Re: Error in validator?

On 09.07.01 at 12:23, Eric Meyer <> wrote:

>    You've almost made my point: the quoted text says quite clearly that 
>plain SGML validation is not enough, and that a specialized validation 
>is needed to fully handle HTML.  That could easily be read to say that 
>HTML is not exactly SGML, and so any place where HTML diverges from 
>standard SGML practice should be handled by an HTML validator.  After 
>all, it's called the "HTML Validator," not the "SGML Validator using a 
>sort-of-HTML DTD."

Actually, you are falling victim to the same "popularization" that you
advocate here. :-)

The "W3C HTML Validator" is really the "W3C SGML Validator"; it just
happens to be made mostly for validating SGML documents in the HTML family
(or, possibly, genus). What Björn meant when he said "can't be done" is
that the W3C HTML Validator can't actually check conformance to the HTML
Reccommendation _because_ it's an SGML validator and not an HTML Validator.
The HTML Rec. contains many constraints that are not possible to express in
SGML, this beeing one of them.

The reason it's name contains "HTML" and not "SGML" is that your average
webduhsigner has never heard of "SGML", but "HTML" is familiar.
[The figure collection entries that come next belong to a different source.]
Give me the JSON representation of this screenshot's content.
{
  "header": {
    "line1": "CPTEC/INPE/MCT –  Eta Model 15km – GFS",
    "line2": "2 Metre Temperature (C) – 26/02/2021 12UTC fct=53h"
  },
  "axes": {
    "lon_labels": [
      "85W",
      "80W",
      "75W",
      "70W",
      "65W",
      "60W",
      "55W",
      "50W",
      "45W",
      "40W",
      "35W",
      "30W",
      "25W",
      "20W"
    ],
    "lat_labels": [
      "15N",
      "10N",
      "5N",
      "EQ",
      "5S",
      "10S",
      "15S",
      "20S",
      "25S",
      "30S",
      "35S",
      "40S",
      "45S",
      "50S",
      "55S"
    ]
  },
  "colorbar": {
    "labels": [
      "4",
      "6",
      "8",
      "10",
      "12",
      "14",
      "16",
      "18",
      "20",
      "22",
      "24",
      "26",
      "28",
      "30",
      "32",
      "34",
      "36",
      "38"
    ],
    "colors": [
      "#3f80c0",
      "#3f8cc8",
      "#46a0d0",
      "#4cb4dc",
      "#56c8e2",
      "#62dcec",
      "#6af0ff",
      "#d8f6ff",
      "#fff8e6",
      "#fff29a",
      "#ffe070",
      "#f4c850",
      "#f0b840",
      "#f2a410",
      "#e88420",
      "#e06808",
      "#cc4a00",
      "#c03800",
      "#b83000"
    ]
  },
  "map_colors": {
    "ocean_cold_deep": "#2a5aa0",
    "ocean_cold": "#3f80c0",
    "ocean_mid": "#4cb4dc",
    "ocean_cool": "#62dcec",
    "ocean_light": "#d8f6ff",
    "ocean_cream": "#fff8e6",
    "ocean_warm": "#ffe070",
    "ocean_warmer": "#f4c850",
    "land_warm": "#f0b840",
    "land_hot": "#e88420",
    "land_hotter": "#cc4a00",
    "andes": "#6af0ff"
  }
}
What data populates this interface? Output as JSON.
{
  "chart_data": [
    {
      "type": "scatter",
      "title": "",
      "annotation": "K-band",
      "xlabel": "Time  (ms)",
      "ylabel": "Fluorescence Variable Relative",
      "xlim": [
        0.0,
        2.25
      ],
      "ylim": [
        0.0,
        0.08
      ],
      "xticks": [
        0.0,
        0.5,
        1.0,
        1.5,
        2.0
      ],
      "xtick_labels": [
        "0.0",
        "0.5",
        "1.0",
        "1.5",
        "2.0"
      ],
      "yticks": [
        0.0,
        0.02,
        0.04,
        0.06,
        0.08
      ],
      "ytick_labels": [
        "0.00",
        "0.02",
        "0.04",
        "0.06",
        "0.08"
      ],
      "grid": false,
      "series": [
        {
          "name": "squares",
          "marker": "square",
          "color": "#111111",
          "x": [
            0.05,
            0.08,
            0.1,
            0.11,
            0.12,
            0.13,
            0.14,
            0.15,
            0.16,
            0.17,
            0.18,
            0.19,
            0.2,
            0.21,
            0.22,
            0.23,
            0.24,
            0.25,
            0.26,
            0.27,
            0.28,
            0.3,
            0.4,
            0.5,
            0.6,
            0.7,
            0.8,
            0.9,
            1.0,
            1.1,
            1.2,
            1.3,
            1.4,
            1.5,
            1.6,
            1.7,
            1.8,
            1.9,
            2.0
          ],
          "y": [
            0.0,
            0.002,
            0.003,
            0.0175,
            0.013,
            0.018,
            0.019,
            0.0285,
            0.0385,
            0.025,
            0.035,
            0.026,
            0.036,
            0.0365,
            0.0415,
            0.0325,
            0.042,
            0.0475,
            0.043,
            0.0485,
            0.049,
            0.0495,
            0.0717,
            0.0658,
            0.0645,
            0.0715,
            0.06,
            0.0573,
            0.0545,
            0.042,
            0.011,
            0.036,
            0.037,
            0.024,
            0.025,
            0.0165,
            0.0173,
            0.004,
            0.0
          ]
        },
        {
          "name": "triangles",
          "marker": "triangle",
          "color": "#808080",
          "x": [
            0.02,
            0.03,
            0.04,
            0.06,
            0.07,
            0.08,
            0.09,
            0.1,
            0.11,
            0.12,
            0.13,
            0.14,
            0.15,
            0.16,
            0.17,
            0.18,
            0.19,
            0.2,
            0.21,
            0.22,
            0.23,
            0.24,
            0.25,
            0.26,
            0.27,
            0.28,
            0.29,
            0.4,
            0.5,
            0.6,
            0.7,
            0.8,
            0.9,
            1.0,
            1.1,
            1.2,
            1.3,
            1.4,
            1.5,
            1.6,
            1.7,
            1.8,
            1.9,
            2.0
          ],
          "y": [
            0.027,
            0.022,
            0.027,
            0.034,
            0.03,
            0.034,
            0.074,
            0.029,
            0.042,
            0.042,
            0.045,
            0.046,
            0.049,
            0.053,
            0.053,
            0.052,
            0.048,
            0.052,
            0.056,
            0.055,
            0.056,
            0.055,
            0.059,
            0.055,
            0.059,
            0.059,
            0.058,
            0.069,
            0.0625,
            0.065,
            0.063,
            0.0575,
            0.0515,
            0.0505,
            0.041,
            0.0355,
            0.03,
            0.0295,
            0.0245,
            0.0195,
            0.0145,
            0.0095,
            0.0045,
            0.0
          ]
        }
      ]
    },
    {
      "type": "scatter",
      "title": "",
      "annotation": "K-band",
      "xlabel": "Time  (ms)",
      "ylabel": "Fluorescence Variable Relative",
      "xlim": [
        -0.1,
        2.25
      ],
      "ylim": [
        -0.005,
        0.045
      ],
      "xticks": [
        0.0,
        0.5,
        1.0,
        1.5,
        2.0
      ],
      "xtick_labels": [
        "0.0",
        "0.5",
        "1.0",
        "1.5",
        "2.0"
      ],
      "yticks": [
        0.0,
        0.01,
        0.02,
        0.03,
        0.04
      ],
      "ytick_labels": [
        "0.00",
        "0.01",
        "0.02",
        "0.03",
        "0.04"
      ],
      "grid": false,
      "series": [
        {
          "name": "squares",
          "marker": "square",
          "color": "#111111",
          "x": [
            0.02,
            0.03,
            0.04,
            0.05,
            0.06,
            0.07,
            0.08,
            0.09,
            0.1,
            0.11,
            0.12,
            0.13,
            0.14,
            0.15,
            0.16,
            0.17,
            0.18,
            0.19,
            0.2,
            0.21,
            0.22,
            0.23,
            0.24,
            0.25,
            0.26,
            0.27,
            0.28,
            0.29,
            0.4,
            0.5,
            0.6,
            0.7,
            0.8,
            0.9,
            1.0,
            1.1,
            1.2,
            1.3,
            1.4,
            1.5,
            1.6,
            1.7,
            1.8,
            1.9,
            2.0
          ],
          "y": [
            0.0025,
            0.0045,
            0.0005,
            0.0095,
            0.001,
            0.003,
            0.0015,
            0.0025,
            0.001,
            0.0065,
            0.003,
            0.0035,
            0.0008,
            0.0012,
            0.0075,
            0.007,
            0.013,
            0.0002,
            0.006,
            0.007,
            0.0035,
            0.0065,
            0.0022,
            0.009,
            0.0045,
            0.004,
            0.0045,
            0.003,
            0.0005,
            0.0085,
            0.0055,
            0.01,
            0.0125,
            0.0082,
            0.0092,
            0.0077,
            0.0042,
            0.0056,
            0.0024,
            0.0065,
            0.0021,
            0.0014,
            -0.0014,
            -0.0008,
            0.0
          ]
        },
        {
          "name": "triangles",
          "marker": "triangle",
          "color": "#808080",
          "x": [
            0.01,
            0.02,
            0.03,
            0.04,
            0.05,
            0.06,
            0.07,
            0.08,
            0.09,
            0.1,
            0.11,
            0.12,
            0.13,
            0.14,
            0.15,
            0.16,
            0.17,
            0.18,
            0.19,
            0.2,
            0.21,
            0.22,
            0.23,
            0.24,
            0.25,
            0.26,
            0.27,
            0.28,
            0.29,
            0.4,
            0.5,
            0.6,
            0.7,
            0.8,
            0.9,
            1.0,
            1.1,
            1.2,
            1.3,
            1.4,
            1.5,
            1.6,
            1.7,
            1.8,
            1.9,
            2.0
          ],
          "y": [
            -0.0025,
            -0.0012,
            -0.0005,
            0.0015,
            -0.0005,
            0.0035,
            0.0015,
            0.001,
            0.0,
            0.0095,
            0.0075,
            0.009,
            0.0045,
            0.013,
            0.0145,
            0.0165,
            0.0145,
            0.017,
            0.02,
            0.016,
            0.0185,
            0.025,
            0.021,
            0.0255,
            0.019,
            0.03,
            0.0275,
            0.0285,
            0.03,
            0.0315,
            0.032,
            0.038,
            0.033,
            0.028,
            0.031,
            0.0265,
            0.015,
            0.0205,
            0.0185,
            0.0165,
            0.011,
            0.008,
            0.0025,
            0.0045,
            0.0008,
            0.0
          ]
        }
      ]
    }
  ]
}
If they
don't know SGML they don't read the DTD; or, to twist it into context, if
they don't read the DTD it's a safe bet that they don't know SGML.

In the future, XML Schema Language is the solution to this problem. It's a
formal vocabulary (and system?) for doing more advanced validation of
documents then you can with DTD-based validation[0].

In the mean time -- that is, until the W3C starts issuing a Schema along
with the DTD for new Reccommendations! -- you get SGML/DTD-based Validation
and an option to use various "lints" such as Weblint or Tidy.

The Validator used to have an iption to use Weblint, but it fell too far
behind the times and so was removed. Tidy is picking up the pace lately,
but we're waiting on a specific featureset to be implemented before
evaluating inclusion in the Validator. It's on the TODO tho´.

But the main reason the Validator doesn't do this kind of checking is that
it would by definition be arbitrary limits imposed to the good or bad taste
of the implementor. The only means available to formally validate documents
in the HTML family is using an SGML Parser and a DTD. The prose in the HTML
reccomendation is not machine parseable! We /could/ write checks for this,
but it would be subject to interpretation by whoever implemented them.

[0] - Or so I'm told; I wouldn't know a Schema from a Klingon. :-)

Received on Saturday, 14 July 2001 23:49:56 UTC